For page in range (0251) 25): url = f 'https://movie.douban.com/top250?start={page}&filter=' complete implementation code "import pprintimport requestsimport parselimport csv'''1, clear requirements: climb Douban Top250 to rank movie information movie name director, starring year, country, type score, Review the number of movies introduction''# csv module saves data to Excelf = open ('Douban movie data .csv' Mode='a', encoding='utf-8', newline='') csv_writer = csv.DictWriter (f, fieldnames= ['name of the film', 'performers', 'release time', 'shooting country', 'film type', 'film rating', 'number of reviews' 'Movie Overview']) csv_writer.writeheader () # write header # Analog browser send request for page in range (0251,25): url = f 'https://movie.douban.com/top250?start={page}&filter=' headers = {' User-Agent': 'Mozilla/5.0 (Windows NT 10.0) WOW64) AppleWebKit/537.36 (KHTML, like Gecko) Chrome/81.0.4044.138 Safari/537.36'} response = requests.get (url=url) Headers=headers) # convert response.text text data into selector object selector = parsel.Selector (response.text) # get all li tags lis = selector.css ('.grid _ view li') # traverse each li tag content for li in lis: # get the text data in the first span tag under the a tag under the hd class attribute of the movie title Get () output form is a string to get a getall () output form is a list to get all title = li.css ('.hd a span:nth-child (1):: text'). Get () # get () output form is the string movie_list = li.css (' .bd p:nth-child (1):: text'). Getall () # getall () output The form is list star = movie_list [0] .strip () .replace ('\ xa0\ xa0\ xa0' ''). Replace ('/...',') movie_info = movie_list [1] .strip (). Split ('\ xa0/\ xa0') # ['1994', 'USA' 'crime plot'] movie_time = movie_info [0] # Film release time movie_country = movie_info [1] # which country's movie movie_type = movie_info [2] # what kind of movie rating_num = li.css ('.crime _ num::text'). Get () # Movie rating People = li.css ('.star span:nth-child (4):: text'). Get () # number of evaluations summary = li.css (' .inq:: text'). Get () # an overview of dit = {'movie name': title 'cast': star, 'release time': movie_time, 'shooting country': movie_country, 'Film Type': movie_type, 'Film rating': rating_num, 'number of reviewers': people, 'Film Overview': summary } pprint.pprint (dit) csv_writer.writerow (dit) implementation effect

Thank you for reading, the above is the content of "how Python climbs Douban movie ranking information". After the study of this article, I believe you have a deeper understanding of how Python crawls Douban movie ranking information, and the specific use needs to be verified in practice. Here is, the editor will push for you more related knowledge points of the article, welcome to follow!
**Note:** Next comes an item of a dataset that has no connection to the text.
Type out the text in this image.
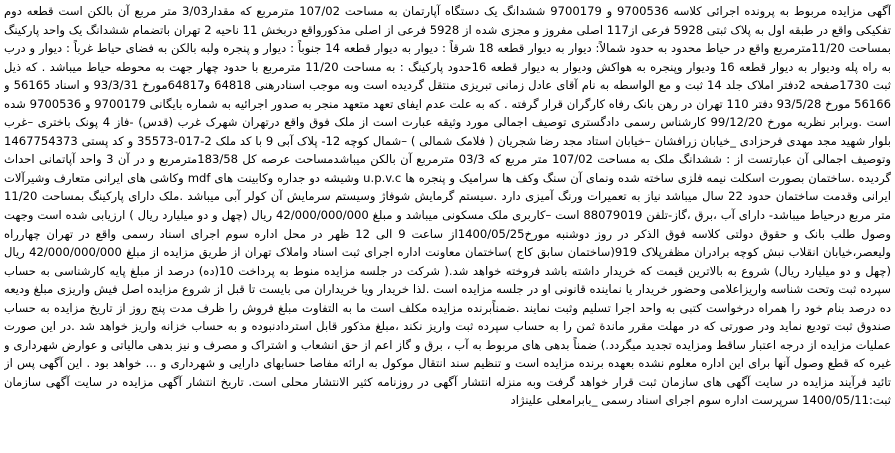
آگهی مزایده مربوط به پرونده اجرائی کلاسه 9700536 و 9700179 ششدانگ یک دستگاه آپارتمان به مساحت 107/02 مترمربع که مقدار3/03 متر مربع آن بالکن است قطعه دوم تفکیکی واقع در طبقه اول به پلاک ثبتی 5928 فرعی از117 اصلی مفروز و مجزی شده از 5928 فرعی از اصلی مذکورواقع دربخش 11 ناحیه 2 تهران باتضمام ششدانگ یک واحد پارکینگ بمساحت 11/20مترمربع واقع در حیاط محدود به حدود شمالاً: دیوار به دیوار قطعه 18 شرقاً : دیوار به دیوار قطعه 14 جنوباً : دیوار و پنجره ولبه بالکن به فضای حیاط غرباً : دیوار و درب به راه پله ودیوار به دیوار قطعه 16 ودیوار وپنجره به هواکش ودیوار به دیوار قطعه 16حدود پارکینگ : به مساحت 11/20 مترمربع با حدود چهار جهت به محوطه حیاط میباشد . که ذیل ثبت 1730صفحه 2دفتر املاک جلد 14 ثبت و مع الواسطه به نام آقای عادل زمانی تبریزی منتقل گردیده است وبه موجب اسنادرهنی 64818 و64817مورخ 93/3/31 و اسناد 56165 و 56166 مورخ 93/5/28 دفتر 110 تهران در رهن بانک رفاه کارگران قرار گرفته . که به علت عدم ایفای تعهد متعهد منجر به صدور اجرائیه به شماره بایگانی 9700179 و 9700536 شده است .وبرابر نظریه مورخ 99/12/20 کارشناس رسمی دادگستری توصیف اجمالی مورد وثیقه عبارت است از ملک فوق واقع درتهران شهرک غرب (قدس) -فاز 4 پونک باختری –غرب بلوار شهید مجد مهدی فرحزادی _خیابان زرافشان –خیابان استاد مجد رضا شجریان ( فلامک شمالی ) –شمال کوچه 12- پلاک آبی 9 با کد ملک 2-017-35573 و کد پستی 1467754373 وتوصیف اجمالی آن عبارتست از : ششدانگ ملک به مساحت 107/02 متر مربع که 03/3 مترمربع آن بالکن میباشدمساحت عرصه کل 183/58مترمربع و در آن 3 واحد آپاتمانی احداث گردیده .ساختمان بصورت اسکلت نیمه فلزی ساخته شده ونمای آن سنگ وکف ها سرامیک و پنجره ها u.p.v.c وشیشه دو جداره وکابینت های mdf وکاشی های ایرانی متعارف وشیرآلات ایرانی وقدمت ساختمان حدود 22 سال میباشد نیاز به تعمیرات ورنگ آمیزی دارد .سیستم گرمایش شوفاژ وسیستم سرمایش آن کولر آبی میباشد .ملک دارای پارکینگ بمساحت 11/20 متر مربع درحیاط میباشد- دارای آب ،برق ،گاز-تلفن 88079019 است –کاربری ملک مسکونی میباشد و مبلغ 42/000/000/000 ریال (چهل و دو میلیارد ریال ) ارزیابی شده است وجهت وصول طلب بانک و حقوق دولتی کلاسه فوق الذکر در روز دوشنبه مورخ1400/05/25از ساعت 9 الی 12 ظهر در محل اداره سوم اجرای اسناد رسمی واقع در تهران چهارراه ولیعصر،خیابان انقلاب نبش کوچه برادران مظفرپلاک 919(ساختمان سابق کاج )ساختمان معاونت اداره اجرای ثبت اسناد واملاک تهران از طریق مزایده از مبلغ 42/000/000/000 ریال (چهل و دو میلیارد ریال) شروع به بالاترین قیمت که خریدار داشته باشد فروخته خواهد شد.( شرکت در جلسه مزایده منوط به پرداخت 10(ده) درصد از مبلغ پایه کارشناسی به حساب سپرده ثبت وتحت شناسه واریزاعلامی وحضور خریدار یا نماینده قانونی او در جلسه مزایده است .لذا خریدار ویا خریداران می بایست تا قبل از شروع مزایده اصل فیش واریزی مبلغ ودیعه ده درصد بنام خود را همراه درخواست کتبی به واحد اجرا تسلیم وثبت نمایند .ضمناًبرنده مزایده مکلف است ما به التفاوت مبلغ فروش را ظرف مدت پنج روز از تاریخ مزایده به حساب صندوق ثبت تودیع نماید ودر صورتی که در مهلت مقرر ماندة ثمن را به حساب سپرده ثبت واریز نکند ،مبلغ مذکور قابل استردادنبوده و به حساب خزانه واریز خواهد شد .در این صورت عملیات مزایده از درجه اعتبار ساقط ومزایده تجدید میگردد.) ضمناً بدهی های مربوط به آب ، برق و گاز اعم از حق انشعاب و اشتراک و مصرف و نیز بدهی مالیاتی و عوارض شهرداری و غیره که قطع وصول آنها برای این اداره معلوم نشده بعهده برنده مزایده است و تنظیم سند انتقال موکول به ارائه مفاصا حسابهای دارایی و شهرداری و ... خواهد بود . این آگهی پس از تائید فرآیند مزایده در سایت آگهی های سازمان ثبت قرار خواهد گرفت وبه منزله انتشار آگهی در روزنامه کثیر الانتشار محلی است. تاریخ انتشار آگهی مزایده در سایت آگهی سازمان ثبت:1400/05/11 سرپرست اداره سوم اجرای اسناد رسمی _بابرامعلی علینژاد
Welcome to subscribe "Shulou Technology Information " to get latest news, interesting things and hot topics in the IT industry, and controls the hottest and latest Internet news, technology news and IT industry trends.

*The comments in the above article only represent the author's personal views and do not represent the views and positions of this website. If you have more insights, please feel free to contribute and share.